Sarah Marriage, a recent 2-year student, addressed it in a different way.  "The task is impossible.  Even if one were to complete it momentarily, the board will change shape over time."  She goes on to say "Some people find the exercise extremely frustrating.....  But I think if you let it, the exercise allows you to revel in a game that is always a part of anyone's work: how finely to work and when to stop."

Leviathan Desk by Sarah Marriage

Her last sentence is how I view this school.  Those of us fortunate to be students here, are being given the opportunity to actually see what "perfection" looks like and are being gently guided to reach that level in our own work.  Whether any of us continue to work at this level once we leave here, will be our individual choice.  But at the end of these 9 months, we will know the difference between good work and our best work.

Thursday, August 22, 2013

Plane Intimacy

 Perfect Board--Part 1

Last Saturday, Jim Budlong introduced the Perfect Board exercise.  This is a slow, tortuous process that begins with taking a piece of wood, ripping it with a bandsaw, and then using only the handplanes we just made, we must flatten and square the edges for a perfect fit.  Initially this didn't sound so difficult but after a couple of hours of planing, well mostly tuning up our planes, most of us were beginning to realize just how challenging this exercise really was.

At the end of the day, 8 hours later, only a handful of students were successful.  Gloom hung over my world as I left for the evening.  To brighten it up, I headed over to Piaci's, Fort Bragg's best communal spot to get a great pizza, where if you show up alone, it's guaranteed someone will talk to you....even when all you want to do is drown yourself in your sorrows.  Yes, the man next to me wanted to talk.  What about?  The woodworking program.  He seemed like such a nice I didn't tell him about the perfect board workout.
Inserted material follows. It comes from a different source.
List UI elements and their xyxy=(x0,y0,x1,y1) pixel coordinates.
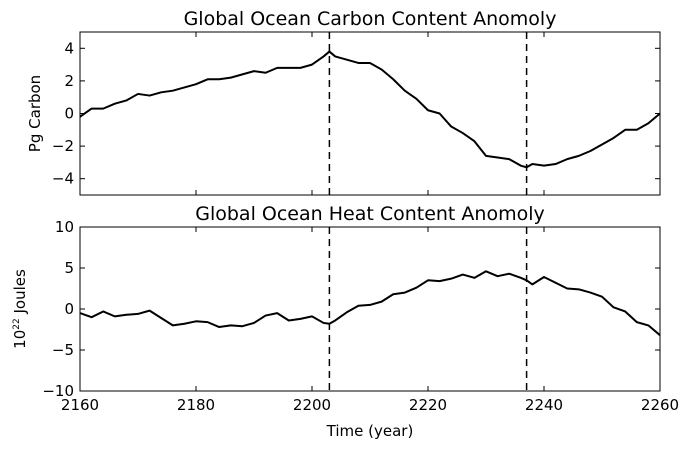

Monday.  It was Laura Mays' turn to put up with my fussiness regarding my board.  I was hoping the "new" teacher on the block would be easier than Jim.  Not a chance.  It took me another 4 hours before I finally got her approval.

And this was only the first step to making a perfect board......

Monday, August 19, 2013

Never A Dull Moment

When my mother lived in Hawaii and I called to check up on her life there, she always said it was "just another day in Paradise".  That's how I feel about my stay in Fort Bragg, Ca. and the 9-month woodworking program here.  Instead of my feet in the sand, I have sawdust under my shoes and there's no better place I would rather be.  Plus, I live two doors down from the beach so not a bad beginning to my retirement.

Week 1:

It's all about getting out plane irons sharp.  If they're dull, there's no way anything is going to get made in the coming weeks.  Along with the irons, is the body of the plane.

Five years ago, I took the Tools and Techniques summer class and made these two planes: smoothing and a jointer.  Dull blades, poor cross pin alignment, and a lopsided wedge meant neither one worked well and, thus, they sat in my tool cabinet as reminders of the skills I needed to work on.  Instead of putting time and energy into improving those skills, I went for the pocket book and purchased some very nice guaranteed-to-work hand planes.  Happy woodworker but one who was lacking in skills.

Fast forward to the nine-month woodworking program and it's time to learn the correct ways in which to do all things concerning wood.

The cross pin is parallel to where the blade sits and my wedge fits perfectly!  Magic.  Not so lucky on the next plane but with a few adjustments with the side of the body, I was able to line that up too.  Knowing how to fix the "fixable" is so valuable!

Now a bit of shaping the plane so that it fits my hand.  Not only is it pretty but it feels soooo good!

After six 8-hour days of continuous woodwork, I finally noticed a cute pinup in the women's bathroom.